The story of Conceiçãozinha contains a surprising amount of information about Brazilian life, manners, and character. Much of it, of course, is what one might expect to find in any Latin American country. Brazilians love children. They are highly emotional and not ashamed of it. Family feeling is very strong. They are Roman Catholics, at least in outward behavior. They are franker than Anglo-Saxons about extramarital love, and they are tolerant of miscegenation. Also—as one would expect in a very poor and in many ways backward country—many people are illiterate; there are feebleminded people at large who in other countries might be in institutions; and hospitals may not always be run with streamlined efficiency. So far it is all fairly predictable.

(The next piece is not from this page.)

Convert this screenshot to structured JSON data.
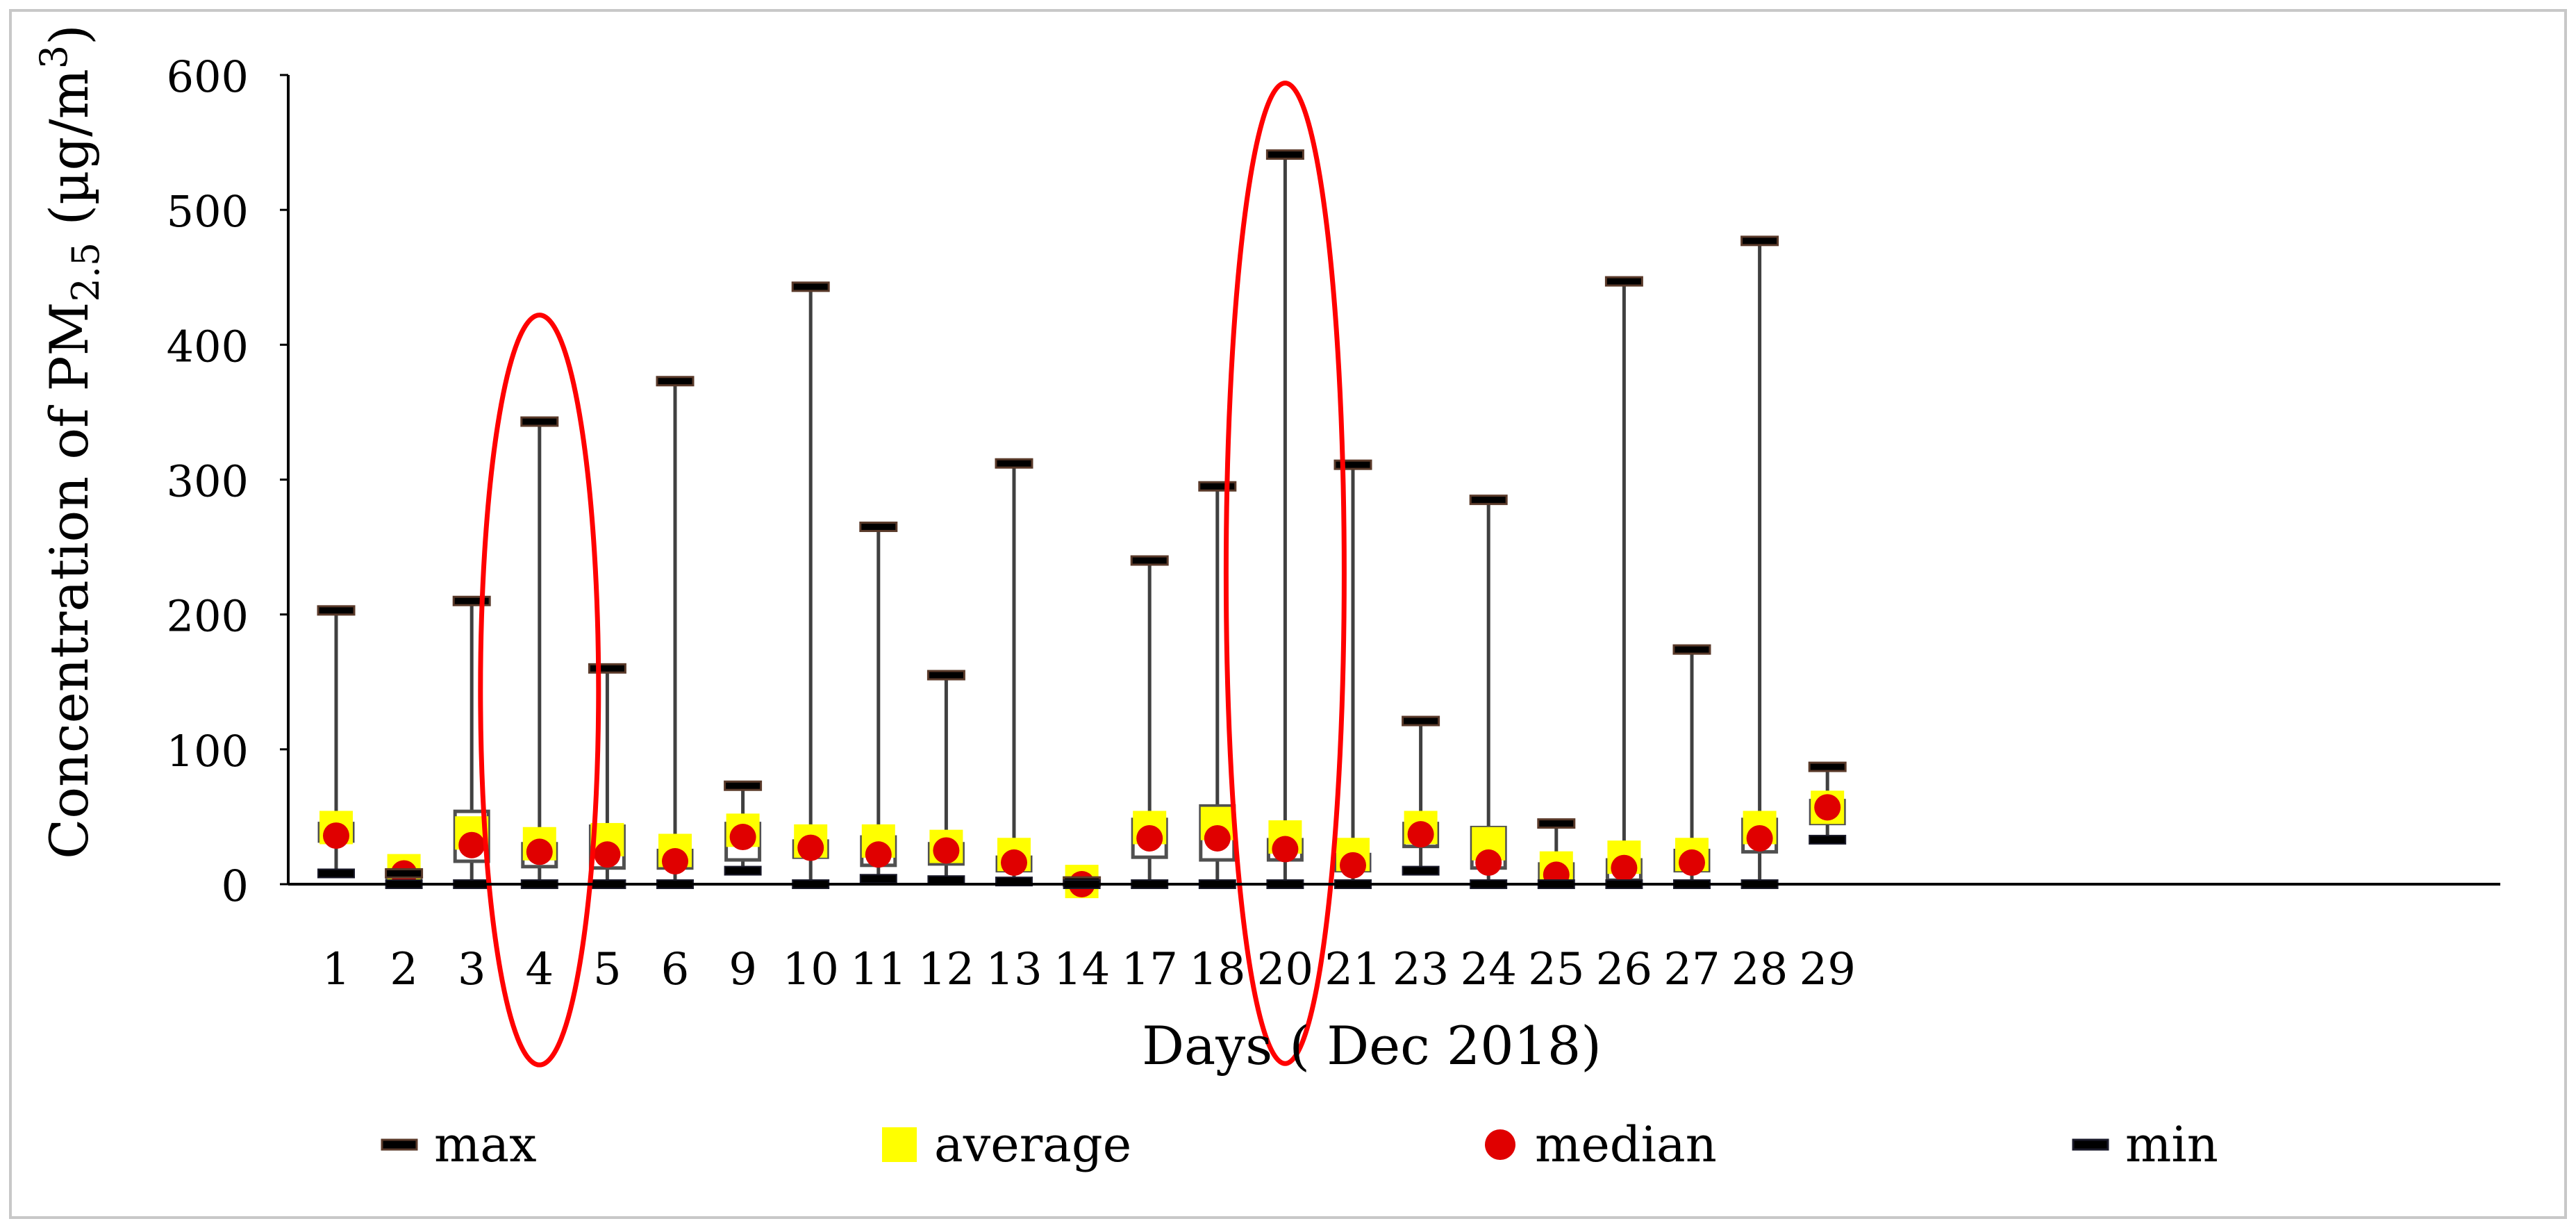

But there is more to it than that. The story immediately brings to mind one of Brazil's worst, and certainly most shocking, problems: that of infant mortality. Why all this sentimental, almost hysterical, concern over one small baby, when the infant mortality rate in Brazil is still one of the highest in the world? The details of Conceiçãozinha's story are worth examining not only for the interesting light they throw on that contradictory thing, the Brazilian character, but also because the tragic, unresolved problem they present is almost a paradigm of a good many other Brazilian problems, big and small.

First there is the obvious devotion to children. As in other Latin countries, babies are everywhere. Everyone seems to know how to talk to infants or dandle them, and unself-consciously. It is said that two kinds of small business never fail in Brazil, infants' wear shops and toy shops. The poorest workman will spend a disproportionate amount of his salary for a christening dress (or for milk if he happens to know it is vital to his child's health). Parents love to dress up their offspring; the children's costume balls are an important part of Carnival every year throughout the country.

In Catholic Brazil there is no divorce and no legalized birth control, and large families are the rule. Sometimes families run to twenty or more, and five or six children seems to be average. Brazil is a very young country; more than 52 per cent of the population is under nineteen years old. Early marriage is normal, and a baby within a year is taken for granted. Children are almost always wanted—the first three or four at least—and adored.

And yet the infant mortality rate stays appallingly high. In the poorest and most backward regions of the great northeast bulge and the Amazon basin, it is as high as 50 per cent during the first year of life, sometimes even higher. The cities of Recife and Rio, with their large
favelas,
are two of the worst offenders. During the three days when Conceiçãozinha was hidden in the washerwoman's shack, and survived, it is a safe guess that more than sixty babies died in Rio.

*   *   *

Most of this tragic waste of life is due to malnutrition. But often the malnutrition is due not so much to actual lack of food as to ignorance, a vicious circle in which poverty creates ignorance which then creates more poverty. In Rio, for example, there are many worthy free clinics. But fine doctors have been known to resign after working in them for years; they can no longer endure seeing the same children brought in time after time, sicker, weaker, and finally dying because the parents are too ignorant, or too superstitious, to follow simple instructions.

The masses of poor people in the big cities, and the poor and not-so-poor of the “backlands,” love their children and kill them with kindness by the thousands. The wrong foods, spoiled foods, worm medicines, sleeping syrups—all exact a terrible toll on the “little angels,” in paper-covered, gilt-trimmed coffins, blue for boys and pink for girls.